While sounding, using mmWave for micro-gesture is very challenging since it requires the device to be absolutely stationary. This is because any small changes in the position of the device (without accurately tracking it at mm-level accuracy), the phase measurements will be destroyed. Any phase distortion will lead to a misconception in "seeing" fingers in the air and break the results (i.e. wrong gesture recognition).
Thus it seems that micro-gesture recognition is a perfect fit when we use it on the stationary device, e.g., Google Home.

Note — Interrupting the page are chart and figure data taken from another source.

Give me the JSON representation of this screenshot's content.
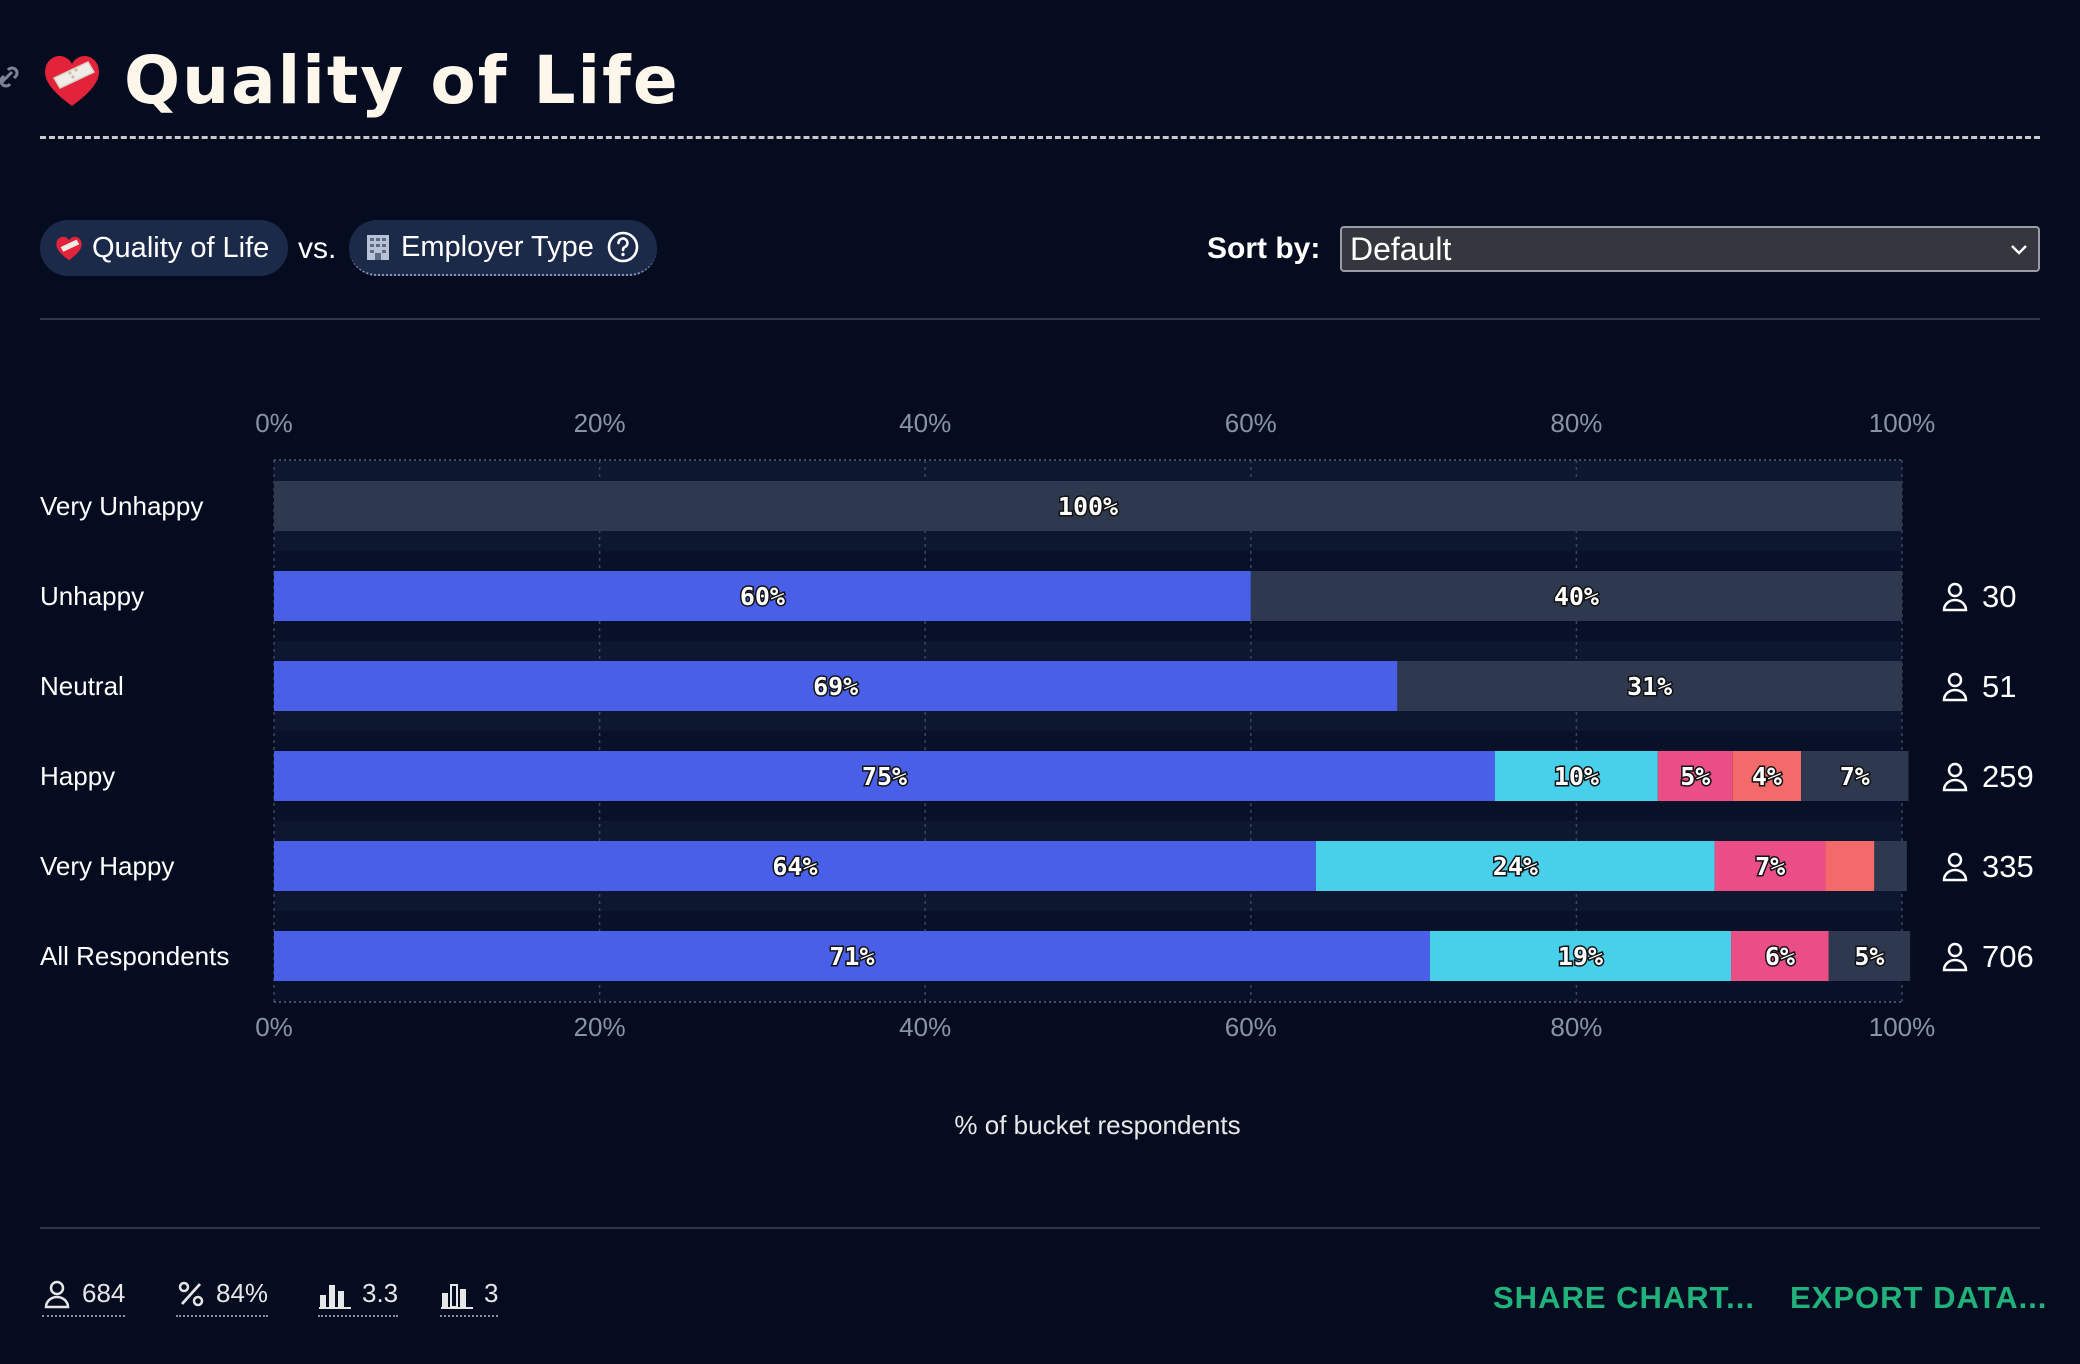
{
  "title": "Quality of Life",
  "controls": {
    "metric_label": "Quality of Life",
    "vs_label": "vs.",
    "compare_label": "Employer Type",
    "sort_label": "Sort by:",
    "sort_value": "Default"
  },
  "chart_data": {
    "type": "bar",
    "orientation": "horizontal",
    "stacked": true,
    "categories": [
      "Very Unhappy",
      "Unhappy",
      "Neutral",
      "Happy",
      "Very Happy",
      "All Respondents"
    ],
    "x_ticks": [
      "0%",
      "20%",
      "40%",
      "60%",
      "80%",
      "100%"
    ],
    "xlim": [
      0,
      100
    ],
    "xlabel": "% of bucket respondents",
    "grid": true,
    "respondent_counts": [
      "",
      "30",
      "51",
      "259",
      "335",
      "706"
    ],
    "series": [
      {
        "values": [
          0,
          60,
          69,
          75,
          64,
          71
        ],
        "labels": [
          "",
          "60%",
          "69%",
          "75%",
          "64%",
          "71%"
        ],
        "color": "#4a5fe8"
      },
      {
        "values": [
          0,
          0,
          0,
          10,
          24.5,
          18.5
        ],
        "labels": [
          "",
          "",
          "",
          "10%",
          "24%",
          "19%"
        ],
        "color": "#48cfea"
      },
      {
        "values": [
          0,
          0,
          0,
          4.6,
          6.8,
          6
        ],
        "labels": [
          "",
          "",
          "",
          "5%",
          "7%",
          "6%"
        ],
        "color": "#eb4d86"
      },
      {
        "values": [
          0,
          0,
          0,
          4.2,
          3,
          0
        ],
        "labels": [
          "",
          "",
          "",
          "4%",
          "",
          ""
        ],
        "color": "#f4696a"
      },
      {
        "values": [
          100,
          40,
          31,
          6.6,
          2,
          5
        ],
        "labels": [
          "100%",
          "40%",
          "31%",
          "7%",
          "",
          "5%"
        ],
        "color": "#2e3950"
      }
    ]
  },
  "footer": {
    "respondents": "684",
    "percent": "84%",
    "average": "3.3",
    "bucket_count": "3",
    "share_label": "SHARE CHART...",
    "export_label": "EXPORT DATA..."
  }
}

An example scenario is as follows. Instead of using sound that requires pre-defined and coarse control over the brightness, why not use micro-gestures? It is natural that people can control brightness by just moving fingers with some certain gestures. So we can say that "Okay Google, turn on the light" and then its microphones determine the direction of the sound source. Using this direction (hopefully accurate), we use the mmWave chip to beamform to the sound source. The light is on now but it is too dark. So immediately after we say "turn on the light", we put out our hand and do simple gestures just like twisting a small string (shown below like Project Soli's promotion idea) and then light is getting brighter and brighter!
A problem here is whether we can achieve such fine-grained control at far distance. From a fundamental radar law, we know that at far distance like several meters, for a small chip it is very hard to see things that are below 10cm. Maybe we can coarsely localize it, but it will be impossible (99% sure) to see each individual finger. Also, since mmWave is highly directional and cannot really penetrate walls (unless with very high power), it won't be very practical if we talk to the Google Home but there is a wall in between.
Is there anything we can research in academia to overcome these two issues? In both system design and software implementation and maybe hardware improvement?
Other than micro-gestures, other possibilities exist too. For example, can we promote 2nd screen services, which send notifications (ads) to phone (2nd screen) while you are watching TV selling a product, leveraging the microphones on Google Home?